Now we have a non-scientific review in optometry and vision science that says that over-aggressive eyeglass prescription changes need to be avoided. Blurred vision contributes to the risk of falling in older adults—but getting new glasses with a big change in vision prescription may increase the risk rather than decreasing it. Falls are the major cause of accidental death and non-fatal injuries in the elderly. At least one-third of healthy adults age 65 or older fall at least once a year. For those 90 or older, the risk increases to about 60 percent.
The reviewer, David B. Elliott, PhD, says that falls in older adults aren't accidents. Most of the time, they're related to a wide range of risk factors including older age, disabilities, muscle weakness, and many different medical conditions. The more risk factors you have, the more likely you are to fall.
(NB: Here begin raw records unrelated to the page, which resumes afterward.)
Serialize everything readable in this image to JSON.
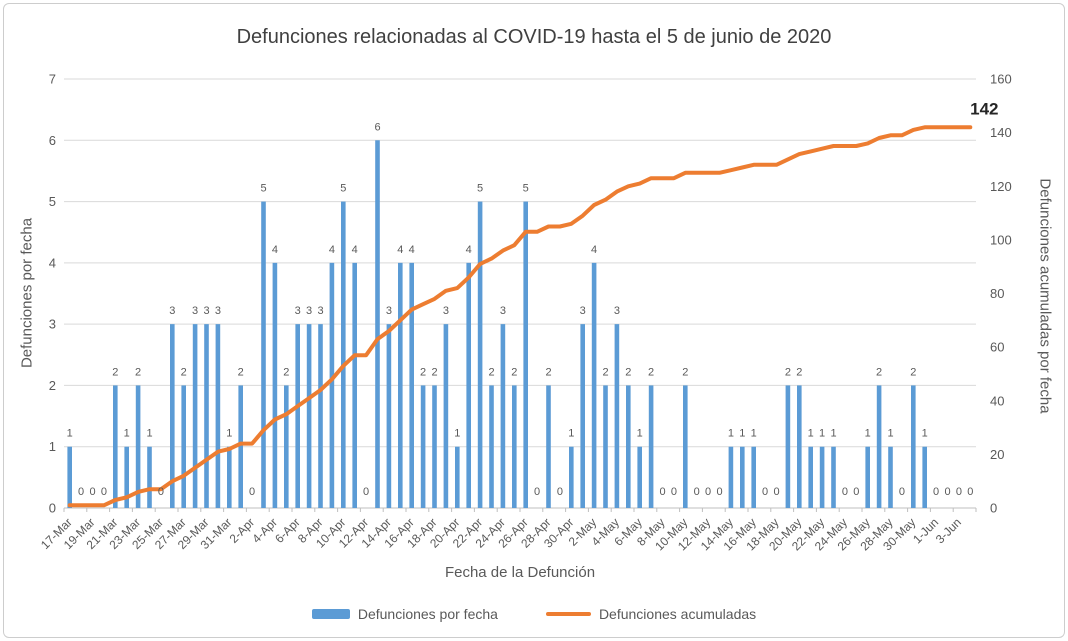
{
  "title": "Defunciones relacionadas al COVID-19 hasta el 5 de junio de 2020",
  "axes": {
    "left": {
      "title": "Defunciones por fecha",
      "ticks": [
        0,
        1,
        2,
        3,
        4,
        5,
        6,
        7
      ]
    },
    "right": {
      "title": "Defunciones acumuladas por fecha",
      "ticks": [
        0,
        20,
        40,
        60,
        80,
        100,
        120,
        140,
        160
      ]
    },
    "x": {
      "title": "Fecha de la Defunción"
    }
  },
  "legend": {
    "items": [
      {
        "label": "Defunciones por fecha",
        "type": "bar",
        "color": "#5B9BD5"
      },
      {
        "label": "Defunciones acumuladas",
        "type": "line",
        "color": "#ED7D31"
      }
    ]
  },
  "colors": {
    "bar": "#5B9BD5",
    "line": "#ED7D31",
    "grid": "#D9D9D9",
    "axis": "#BFBFBF",
    "text": "#595959",
    "title": "#404040",
    "annotation": "#262626",
    "border": "#CDCDCD"
  },
  "chart_data": {
    "type": "bar",
    "combo": "bar + line (secondary axis)",
    "title": "Defunciones relacionadas al COVID-19 hasta el 5 de junio de 2020",
    "xlabel": "Fecha de la Defunción",
    "ylabel_left": "Defunciones por fecha",
    "ylabel_right": "Defunciones acumuladas por fecha",
    "ylim_left": [
      0,
      7
    ],
    "ylim_right": [
      0,
      160
    ],
    "grid": true,
    "legend_position": "bottom",
    "x_label_interval": 2,
    "bar_data_labels": true,
    "categories": [
      "17-Mar",
      "18-Mar",
      "19-Mar",
      "20-Mar",
      "21-Mar",
      "22-Mar",
      "23-Mar",
      "24-Mar",
      "25-Mar",
      "26-Mar",
      "27-Mar",
      "28-Mar",
      "29-Mar",
      "30-Mar",
      "31-Mar",
      "1-Apr",
      "2-Apr",
      "3-Apr",
      "4-Apr",
      "5-Apr",
      "6-Apr",
      "7-Apr",
      "8-Apr",
      "9-Apr",
      "10-Apr",
      "11-Apr",
      "12-Apr",
      "13-Apr",
      "14-Apr",
      "15-Apr",
      "16-Apr",
      "17-Apr",
      "18-Apr",
      "19-Apr",
      "20-Apr",
      "21-Apr",
      "22-Apr",
      "23-Apr",
      "24-Apr",
      "25-Apr",
      "26-Apr",
      "27-Apr",
      "28-Apr",
      "29-Apr",
      "30-Apr",
      "1-May",
      "2-May",
      "3-May",
      "4-May",
      "5-May",
      "6-May",
      "7-May",
      "8-May",
      "9-May",
      "10-May",
      "11-May",
      "12-May",
      "13-May",
      "14-May",
      "15-May",
      "16-May",
      "17-May",
      "18-May",
      "19-May",
      "20-May",
      "21-May",
      "22-May",
      "23-May",
      "24-May",
      "25-May",
      "26-May",
      "27-May",
      "28-May",
      "29-May",
      "30-May",
      "31-May",
      "1-Jun",
      "2-Jun",
      "3-Jun",
      "4-Jun"
    ],
    "series": [
      {
        "name": "Defunciones por fecha",
        "type": "bar",
        "axis": "left",
        "color": "#5B9BD5",
        "values": [
          1,
          0,
          0,
          0,
          2,
          1,
          2,
          1,
          0,
          3,
          2,
          3,
          3,
          3,
          1,
          2,
          0,
          5,
          4,
          2,
          3,
          3,
          3,
          4,
          5,
          4,
          0,
          6,
          3,
          4,
          4,
          2,
          2,
          3,
          1,
          4,
          5,
          2,
          3,
          2,
          5,
          0,
          2,
          0,
          1,
          3,
          4,
          2,
          3,
          2,
          1,
          2,
          0,
          0,
          2,
          0,
          0,
          0,
          1,
          1,
          1,
          0,
          0,
          2,
          2,
          1,
          1,
          1,
          0,
          0,
          1,
          2,
          1,
          0,
          2,
          1,
          0,
          0,
          0,
          0
        ]
      },
      {
        "name": "Defunciones acumuladas",
        "type": "line",
        "axis": "right",
        "color": "#ED7D31",
        "final_label": "142",
        "values": [
          1,
          1,
          1,
          1,
          3,
          4,
          6,
          7,
          7,
          10,
          12,
          15,
          18,
          21,
          22,
          24,
          24,
          29,
          33,
          35,
          38,
          41,
          44,
          48,
          53,
          57,
          57,
          63,
          66,
          70,
          74,
          76,
          78,
          81,
          82,
          86,
          91,
          93,
          96,
          98,
          103,
          103,
          105,
          105,
          106,
          109,
          113,
          115,
          118,
          120,
          121,
          123,
          123,
          123,
          125,
          125,
          125,
          125,
          126,
          127,
          128,
          128,
          128,
          130,
          132,
          133,
          134,
          135,
          135,
          135,
          136,
          138,
          139,
          139,
          141,
          142,
          142,
          142,
          142,
          142
        ]
      }
    ]
  }
}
In the elderly, reduced vision in a large risk factor for falls. This suggests that interventions to correct vision, glasses, or cataract surgery, would reduce the risk of falling. The surprising factor, most studies have shown little or no reduction in falls among the elderly receiving a new vision correction.
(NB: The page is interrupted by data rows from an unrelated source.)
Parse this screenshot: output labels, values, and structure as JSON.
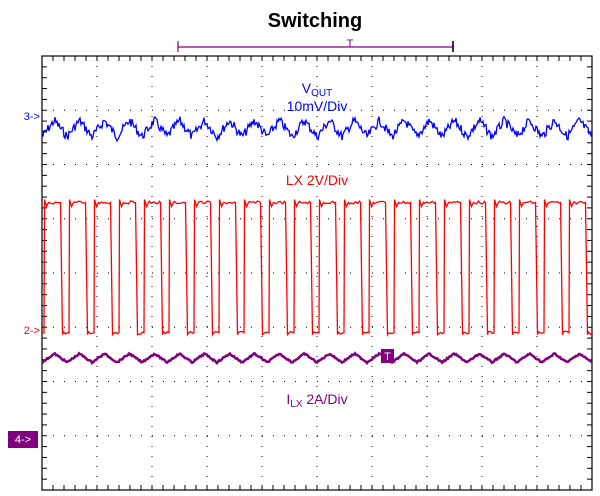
{
  "chart_data": {
    "type": "line",
    "title": "Switching",
    "grid": true,
    "divisions": {
      "x": 10,
      "y": 8
    },
    "colors": {
      "vout": "#0000ff",
      "lx": "#ff0000",
      "ilx": "#800080",
      "grid": "#000000"
    },
    "trigger_marker": "T",
    "series": [
      {
        "key": "vout",
        "name_main": "V",
        "name_sub": "OUT",
        "scale": "10mV/Div",
        "channel_marker": "3->",
        "waveform": "triangle ripple",
        "cycles": 22,
        "offset_div": 0.25,
        "amplitude_div": 0.15
      },
      {
        "key": "lx",
        "name_main": "LX",
        "name_sub": "",
        "scale": "2V/Div",
        "channel_marker": "2->",
        "waveform": "square",
        "cycles": 22,
        "high_div": 2.35,
        "low_div": -0.05,
        "duty": 0.5
      },
      {
        "key": "ilx",
        "name_main": "I",
        "name_sub": "LX",
        "scale": "2A/Div",
        "channel_marker": "4->",
        "waveform": "triangle ripple",
        "cycles": 22,
        "offset_div": 0.5,
        "amplitude_div": 0.08
      }
    ]
  }
}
Magnification from some new glasses may contribute to increased risk of falls. Receiving large changes in a glasses prescription also increases the risk of falls. This is because the frail elderly may have more difficulty adapting to these large changes and often are at increased risk of falling during the period of adapting.
I needed to smile when I read, 'If it ain't broke, don't fix it' when speaking about large or magnification changes in glasses for the elderly. The elderly take longer to adapt to changes in glasses prescriptions because they are not familiar with some changes. Dr. Elliott advises caution with changes for the elderly.
Maximizing vision corrections for the elderly is not advised and optometrists need to assess properly the risk factors, including history of falls, medical conditions, and medications used. Dr. Elliott advises taking a conservative approach to prescribing new glasses for older adults with a history of falls or risk factors for falling.
Finally, Dr. Elliott suggests keeping the same type of prescriptions, bifocals, or progressive lenses, unless there is a significant reason for change. If a patent is used to wearing single-vision glasses, they should not be moved to bifocals or progressive lenses. A change like this is going to increase the risk of falls.
If you are a caregiver for an elderly person, always be aware of what the person uses for glasses and if necessary, change optometrists if they are being radical in the changes in glasses.